My copy of ‘A Girl of the Limberlost’, cover designed by Pearl Falconer
The heroine, Elnora Comstock, lives with her cold, unloving mother, who cannot forgive her daughter for (inadvertently) causing her husband’s death – he drowned in quicksand in the swamp while Mrs Comstock was giving birth. Elnora is intelligent, talented and hard-working. She loves the swamp, especially its moths, and sets out to make enough money to support herself through high school by selling specimens to collectors – an activity she keeps hidden from her unsympathetic mother.
Deilephila lineata from ‘Moths of the Limberlost’
The story is very much a journey of self-discovery, not only for Elnora, who has her mettle thoroughly tested – as every heroine should – but also for her mother. Mrs Comstock is cold and bitter, and she behaves towards Elnora with a callous lack of sympathy, but her saving grace is her honesty and a certain caustic wit. She, too, has things to learn.
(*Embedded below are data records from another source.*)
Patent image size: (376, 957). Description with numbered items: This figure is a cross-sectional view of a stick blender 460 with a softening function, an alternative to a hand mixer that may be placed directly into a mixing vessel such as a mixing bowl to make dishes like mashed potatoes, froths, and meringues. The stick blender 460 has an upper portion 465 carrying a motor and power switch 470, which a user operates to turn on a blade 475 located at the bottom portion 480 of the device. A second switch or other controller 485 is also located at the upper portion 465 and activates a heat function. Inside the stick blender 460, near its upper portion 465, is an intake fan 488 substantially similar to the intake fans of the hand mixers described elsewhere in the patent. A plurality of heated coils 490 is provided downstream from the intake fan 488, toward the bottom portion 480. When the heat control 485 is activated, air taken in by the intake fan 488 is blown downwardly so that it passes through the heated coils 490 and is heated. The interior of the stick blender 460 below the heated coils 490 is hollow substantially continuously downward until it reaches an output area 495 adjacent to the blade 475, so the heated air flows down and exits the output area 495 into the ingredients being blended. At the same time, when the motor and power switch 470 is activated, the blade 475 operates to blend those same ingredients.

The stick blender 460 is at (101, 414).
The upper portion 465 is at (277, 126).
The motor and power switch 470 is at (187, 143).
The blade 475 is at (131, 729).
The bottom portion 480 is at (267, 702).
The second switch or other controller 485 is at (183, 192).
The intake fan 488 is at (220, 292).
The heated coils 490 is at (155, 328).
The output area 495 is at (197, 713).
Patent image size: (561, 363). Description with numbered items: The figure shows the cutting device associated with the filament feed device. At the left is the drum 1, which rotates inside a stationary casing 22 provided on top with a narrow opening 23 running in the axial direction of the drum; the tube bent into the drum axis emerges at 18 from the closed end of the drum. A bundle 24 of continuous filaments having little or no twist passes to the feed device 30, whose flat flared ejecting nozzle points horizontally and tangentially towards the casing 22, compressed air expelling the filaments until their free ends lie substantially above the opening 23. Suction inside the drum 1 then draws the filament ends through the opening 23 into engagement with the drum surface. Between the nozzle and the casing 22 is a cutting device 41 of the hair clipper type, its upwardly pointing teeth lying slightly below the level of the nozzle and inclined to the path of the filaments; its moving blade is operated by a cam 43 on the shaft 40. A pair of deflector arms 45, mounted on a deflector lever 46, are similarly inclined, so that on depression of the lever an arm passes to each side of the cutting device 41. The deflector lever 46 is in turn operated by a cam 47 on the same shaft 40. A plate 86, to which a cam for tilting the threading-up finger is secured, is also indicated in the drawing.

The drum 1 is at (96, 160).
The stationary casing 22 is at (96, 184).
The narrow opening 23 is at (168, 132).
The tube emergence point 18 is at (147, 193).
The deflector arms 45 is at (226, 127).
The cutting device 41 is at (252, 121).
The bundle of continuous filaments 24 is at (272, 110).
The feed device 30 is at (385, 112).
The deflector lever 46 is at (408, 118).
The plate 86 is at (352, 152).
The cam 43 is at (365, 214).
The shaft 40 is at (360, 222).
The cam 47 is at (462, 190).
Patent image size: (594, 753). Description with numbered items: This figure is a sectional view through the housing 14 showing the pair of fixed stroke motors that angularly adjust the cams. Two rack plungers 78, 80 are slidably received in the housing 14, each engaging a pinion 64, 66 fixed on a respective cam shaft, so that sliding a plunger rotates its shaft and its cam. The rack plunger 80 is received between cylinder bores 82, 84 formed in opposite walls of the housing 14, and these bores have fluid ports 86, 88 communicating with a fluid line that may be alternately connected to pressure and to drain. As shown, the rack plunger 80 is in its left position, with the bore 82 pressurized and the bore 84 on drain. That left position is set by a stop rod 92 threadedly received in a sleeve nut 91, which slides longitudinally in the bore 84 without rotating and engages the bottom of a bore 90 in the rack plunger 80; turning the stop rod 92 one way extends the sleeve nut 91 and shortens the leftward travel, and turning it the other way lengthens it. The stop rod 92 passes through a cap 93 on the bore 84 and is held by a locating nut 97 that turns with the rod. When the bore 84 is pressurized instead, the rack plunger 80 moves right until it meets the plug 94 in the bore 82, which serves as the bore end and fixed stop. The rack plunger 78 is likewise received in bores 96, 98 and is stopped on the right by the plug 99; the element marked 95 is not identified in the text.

Then there is Philip Ammon, a young man who comes to the Limberlost to recover from typhoid fever. He and Elnora gradually fall in love – but Philip has a spoilt, socialite fiancée, Edith Carr, back home…
The back cover of ‘A Girl of the Limberlost’, designed by Pearl Falconer, and published by Brockhampton Press, 1959
My copy is a 1959 newly-edited edition. As the editor, Olive Jones, explained, it was originally a very long book and she felt that it would be improved if it were edited sympathetically for a modern audience. ‘Shorn of a good deal of unnecessary padding and repetition, Elnora Comstock and her mother emerged rather like the moths and butterflies of the Limberlost. … I imagine the author intended (Mrs Comstock) as the villain of the book: a mother ruining her daughter’s life by her selfishness. But somehow Mrs Comstock steals the picture. She combines an acid tongue and an intolerance of hypocrisy with a mischievous sense of humour.’
Frontispiece by Pearl Falconer (1911-2000)
I think Olive Jones has done an excellent job. It took her two years to edit and was obviously a labour of love. As an author myself I know that every author needs a sympathetic and skilful editor. It’s still quite a long book but I can’t imagine it being bettered And Pearl Falconer’s cover design and frontispiece complements the book perfectly.
It’s also, I think, an unusual book for its time. Mrs Comstock is no Marmee; she’s pretty horrible, and we want her to get her comeuppance. Elnora has to fight her every inch of the way.
I’m very grateful to my mother for giving it to me that Christmas. It was a perfect present for an imaginative teenager.